According to Hamilton's principle (or the principle of least action) it is assumed that the mass points 32 traversing the path that minimizes the effect expressed by the Lagrange function (or a path where the effect is stationary). From this condition we obtain the Euler-Lagrange equations with generalized forces Q _i , which must be satisfied for all generalized coordinates q _i :

The generalized forces contain contributions from bending forces, damping and friction as well as additional external forces. For further details reference is made to the literature.

mit den Koeffizienten

For updating the state of the model of the cable 12 In addition to the current generalized coordinates, their first and second time derivatives are required. A change of the generalized coordinates may be from a possibly changed location of the Robotsaugers 10 , ie a modified endpoint of the cable 12 , and possibly a changed length of the outgoing real cable 12 due to a rotation of the cable drum. The Euler-Lagrange equations given above form a system of equations in the components of d ² / dt ² q = q ··. They can be written in the following form:

with the coefficients

The indices i and j run from 1 to n - 1, with i ≤ j, and indicate the angles. The remaining coefficients result as A _ij = A _ji , ie the matrix A, which can be formed from the A _ij , is symmetric. Since the coefficients A _ij and B _i only _depend on the current positions and velocities of the mass points 32 depend, it is a linear system of equations. If the coefficients A _{ij are combined} to form an (n + 1) × (n + 1) matrix A and the B _i is a (n + 1) dimensional vector B, the matrix form of the equation is obtained as Aq ·· = B.

Is the position of the starting point of the cable 12 firmly (socket 14 ), the first two rows and columns of this equation, which refer to x ₀ and y ₀ , can be omitted. Assuming that the matrix A is positive definite, a so-called cholesky loser known per se can be used, which exploits these properties in comparison to a general solver (LU decomposition) and requires only half as many computation steps compared to this. After the accelerations have been calculated, updating the state of the model of the cable 12 be performed with a simple Euler method: q ← q + Δtq · q · ← q · + Δtq ··

Alternatively, updating the state of the model of the cable 12 also done after the midpoint procedure. This allows for larger time steps where the update leads to stable results. However, this requires the establishment and release of the equation system twice. Also in case of such a modeling of the cable 12 In the storage room 24 the control device 20 includes the control program 26 an implementation of the described mathematical relationships in software and also software for tracking the model of the cable 12 according to the movement of the Robotsaugers 10 and / or the movement of the real cable 12 ,

With regard to the computational effort, it should be noted that in the mass-spring system ( 2 ) the spring and bending forces on individual mass points 32 only from the two neighboring mass points 32 while friction and external forces are each independent. The update of the model in memory 24 the control device 20 is therefore for individual mass points 32 independently feasible. For the control device 20 the computational effort is thus proportional to the number n of the mass points 32 ie of the order O (n). The Lagrange model ( 3 ), however, requires the establishment and release of a linear system of equations. For n mass points 32 includes this n + 1 unknown, resulting in a (symmetric) (n + 1) x (n + 1) matrix. Since the matrix elements depend on all generalized coordinates q _i , the cubic effort in n + 1 results for setting up the matrix. This also applies to the subsequent Cholesky solver, allowing for the controller 20 the computational effort for the Lagrange model as a whole is of order O ((n + 1) ³ ).

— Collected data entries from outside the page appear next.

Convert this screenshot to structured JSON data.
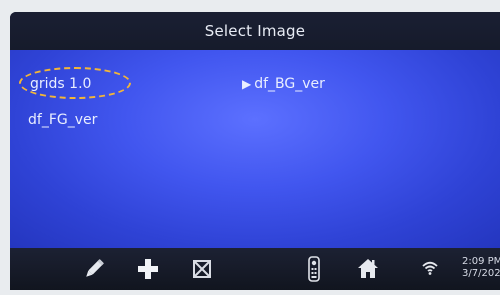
{
  "header": {
    "title": "Select Image"
  },
  "files": {
    "grids": "grids 1.0",
    "fg": "df_FG_ver",
    "bg": "df_BG_ver",
    "selected_marker": "▶"
  },
  "toolbar": {
    "icons": [
      "pencil-icon",
      "plus-icon",
      "delete-box-icon",
      "remote-icon",
      "home-icon"
    ]
  },
  "status": {
    "time": "2:09 PM",
    "date": "3/7/202",
    "wifi_icon": "wifi-icon"
  },
  "colors": {
    "highlight": "#f3b638",
    "content_bg": "#4156ef",
    "bar_bg": "#161b2b",
    "text": "#e9eeff"
  }
}
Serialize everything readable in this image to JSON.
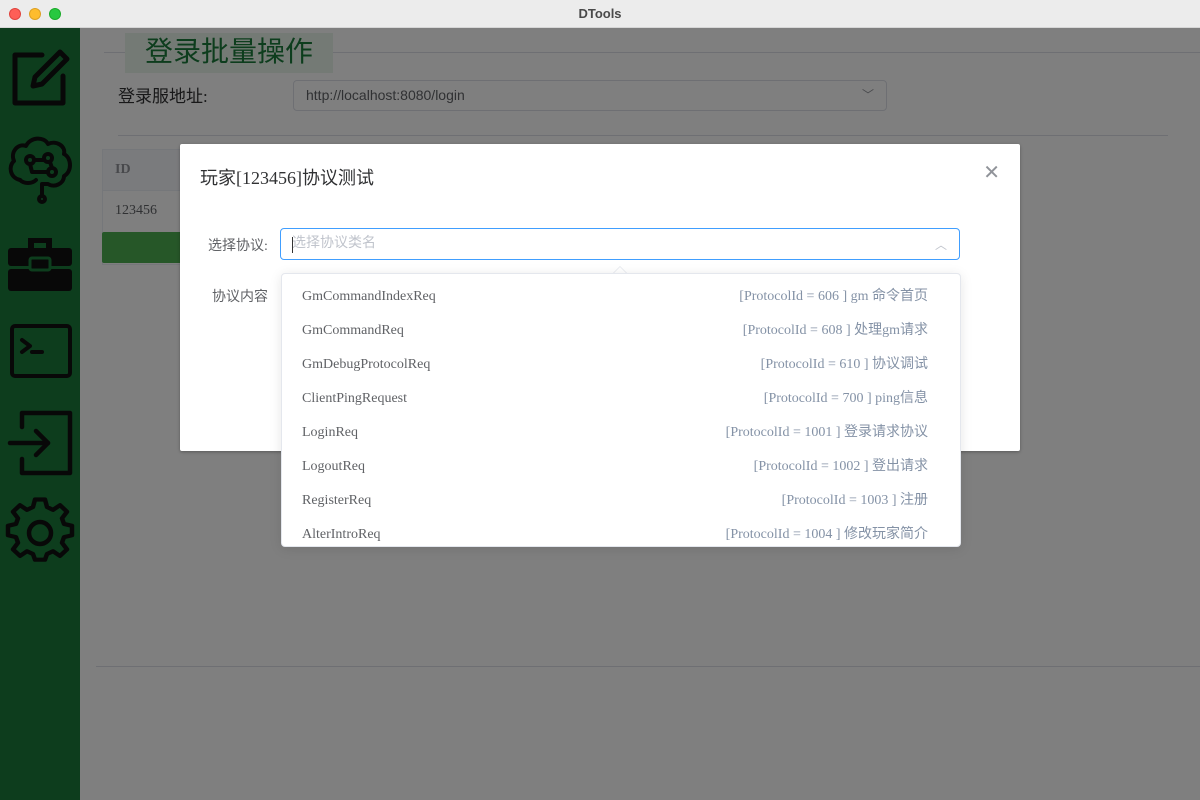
{
  "window": {
    "title": "DTools"
  },
  "sidebar": {
    "icons": [
      "edit-icon",
      "brain-icon",
      "toolbox-icon",
      "terminal-icon",
      "login-icon",
      "settings-icon"
    ]
  },
  "main": {
    "heading": "登录批量操作",
    "login_server_label": "登录服地址:",
    "login_server_value": "http://localhost:8080/login",
    "table": {
      "header": "ID",
      "rows": [
        "123456"
      ]
    }
  },
  "dialog": {
    "title": "玩家[123456]协议测试",
    "protocol_label": "选择协议:",
    "protocol_placeholder": "选择协议类名",
    "content_label": "协议内容"
  },
  "dropdown": {
    "options": [
      {
        "name": "GmCommandIndexReq",
        "desc": "[ProtocolId = 606 ] gm 命令首页"
      },
      {
        "name": "GmCommandReq",
        "desc": "[ProtocolId = 608 ] 处理gm请求"
      },
      {
        "name": "GmDebugProtocolReq",
        "desc": "[ProtocolId = 610 ] 协议调试"
      },
      {
        "name": "ClientPingRequest",
        "desc": "[ProtocolId = 700 ] ping信息"
      },
      {
        "name": "LoginReq",
        "desc": "[ProtocolId = 1001 ] 登录请求协议"
      },
      {
        "name": "LogoutReq",
        "desc": "[ProtocolId = 1002 ] 登出请求"
      },
      {
        "name": "RegisterReq",
        "desc": "[ProtocolId = 1003 ] 注册"
      },
      {
        "name": "AlterIntroReq",
        "desc": "[ProtocolId = 1004 ] 修改玩家简介"
      }
    ]
  },
  "colors": {
    "sidebar": "#1b7a3a",
    "accent": "#409eff",
    "button": "#4caf50"
  }
}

Based on the here only greatly shortened mathematical foundations is in memory 24 the control device 20 a basic modeling of the course of the cable 12 on the robot vacuum 10 accessible floor space possible. For a plausible simulation, however, additional objects in the room, such as furniture and the like, must be taken into account, which are suitable for the Robotsauger 10 as obstacles and therefore individually and collectively here and in the following as obstacles or obstacles. Moves the Robotsauger 10 an obstacle, so must the model of the cable 12 stay on this and must not "slip through". However, the positions of the mass points 32 not simply captured in the Lagrangian model, but only influenced by external forces. These can be the mass points 32 However, also only slow down, so that no instantaneous stopping at obstacles is possible. One way of dealing with these restrictions on obstacles is a repulsive potential. It points to the mass points 32 exerted a force as they approach the obstacle.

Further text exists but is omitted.